It's amazing how much more you learn when you're on the ground and working directly with the client. I can now appreciate why it's so important for consultants to spend so much time onsite with their clients (and I'll try to keep telling myself that when I'm travelling a bunch next year in my new job).
Our team has come such a long way in just four days of working with our client. We spent seven weeks trying to prepare for this visit, but we couldn't possibly have provided as valuable and relevant of a recommendation without visiting in person.
After our first day in the Inkasign office with the owner and designers, we ventured out to one of the production facilities on the second day (Wednesday). This was our first trip outside of the nicer areas of Lima. We finally got a chance to see a more realistic side of Peru and see the people whose lives are most affected by Inkasign's ability to grow and create more opportunity.
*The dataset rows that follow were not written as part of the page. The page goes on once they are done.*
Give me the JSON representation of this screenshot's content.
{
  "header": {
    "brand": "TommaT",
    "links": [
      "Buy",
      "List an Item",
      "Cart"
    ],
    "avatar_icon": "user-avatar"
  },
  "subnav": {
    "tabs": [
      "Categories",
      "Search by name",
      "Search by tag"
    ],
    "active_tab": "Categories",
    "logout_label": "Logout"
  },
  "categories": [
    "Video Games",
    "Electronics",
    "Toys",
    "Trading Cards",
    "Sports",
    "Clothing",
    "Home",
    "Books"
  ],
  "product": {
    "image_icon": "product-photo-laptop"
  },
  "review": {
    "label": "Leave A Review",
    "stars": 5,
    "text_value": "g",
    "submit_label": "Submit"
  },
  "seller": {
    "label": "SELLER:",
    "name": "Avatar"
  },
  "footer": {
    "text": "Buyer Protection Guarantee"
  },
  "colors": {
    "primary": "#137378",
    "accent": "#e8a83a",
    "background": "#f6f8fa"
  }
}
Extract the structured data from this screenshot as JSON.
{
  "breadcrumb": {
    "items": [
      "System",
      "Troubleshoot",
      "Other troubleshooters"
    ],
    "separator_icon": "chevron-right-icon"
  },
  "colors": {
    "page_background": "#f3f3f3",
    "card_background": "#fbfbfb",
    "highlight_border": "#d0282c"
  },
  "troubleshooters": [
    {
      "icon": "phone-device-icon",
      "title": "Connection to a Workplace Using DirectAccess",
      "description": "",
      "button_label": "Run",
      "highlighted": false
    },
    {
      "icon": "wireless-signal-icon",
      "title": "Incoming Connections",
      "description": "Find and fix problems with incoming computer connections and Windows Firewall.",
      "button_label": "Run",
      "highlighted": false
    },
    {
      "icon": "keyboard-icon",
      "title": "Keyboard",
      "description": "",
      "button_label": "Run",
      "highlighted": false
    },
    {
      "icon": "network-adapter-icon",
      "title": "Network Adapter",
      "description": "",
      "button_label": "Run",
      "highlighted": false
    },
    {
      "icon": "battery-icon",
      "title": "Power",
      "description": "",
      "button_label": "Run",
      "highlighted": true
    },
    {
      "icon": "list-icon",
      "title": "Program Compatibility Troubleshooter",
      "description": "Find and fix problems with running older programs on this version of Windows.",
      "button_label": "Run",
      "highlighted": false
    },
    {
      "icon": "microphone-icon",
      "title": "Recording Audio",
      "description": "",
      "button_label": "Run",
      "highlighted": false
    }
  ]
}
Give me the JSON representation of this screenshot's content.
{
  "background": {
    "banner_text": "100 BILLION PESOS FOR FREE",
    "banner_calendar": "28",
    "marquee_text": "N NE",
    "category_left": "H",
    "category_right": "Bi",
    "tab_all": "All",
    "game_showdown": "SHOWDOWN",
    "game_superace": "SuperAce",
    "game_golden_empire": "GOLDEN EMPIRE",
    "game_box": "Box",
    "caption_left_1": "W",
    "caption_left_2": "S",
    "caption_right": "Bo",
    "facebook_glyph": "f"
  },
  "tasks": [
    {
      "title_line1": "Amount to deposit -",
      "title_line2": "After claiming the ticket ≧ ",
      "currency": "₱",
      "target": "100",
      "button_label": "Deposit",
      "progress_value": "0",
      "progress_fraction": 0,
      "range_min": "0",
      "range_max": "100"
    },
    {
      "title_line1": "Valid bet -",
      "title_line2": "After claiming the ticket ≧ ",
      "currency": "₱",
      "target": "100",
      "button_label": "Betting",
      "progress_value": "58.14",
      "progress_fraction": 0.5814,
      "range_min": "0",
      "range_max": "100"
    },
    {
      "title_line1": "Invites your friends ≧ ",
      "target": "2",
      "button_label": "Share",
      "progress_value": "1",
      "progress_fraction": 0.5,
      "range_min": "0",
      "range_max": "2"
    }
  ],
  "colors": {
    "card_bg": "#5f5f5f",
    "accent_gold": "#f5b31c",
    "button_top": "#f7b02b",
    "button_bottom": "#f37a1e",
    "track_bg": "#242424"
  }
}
We also gained a more intimate understanding of how exactly the product is made. I can't say the machines were particularly new, the plant particularly cool or the smell particularly sweet; but the conditions definitely weren't terrible. The owner of Inkasign is good to his employees and seems to pay a fair wage, but the entire area where the goods are made is below a poverty level that we see in the US.
On Thursday, two other members of the our team headed to an even poorer area with dirt roads and a small, enclosed cinder block production room to see a contractor who also makes Inkasign's goods. I stayed behind to work on other project research but wish I would have gone.
So things are really starting to come together. We presented our rough draft to the group today and have decided on our recommendations. Now we just need to polish things off.
Tomorrow it's off to Cusco and Machu Picchu for the weekend!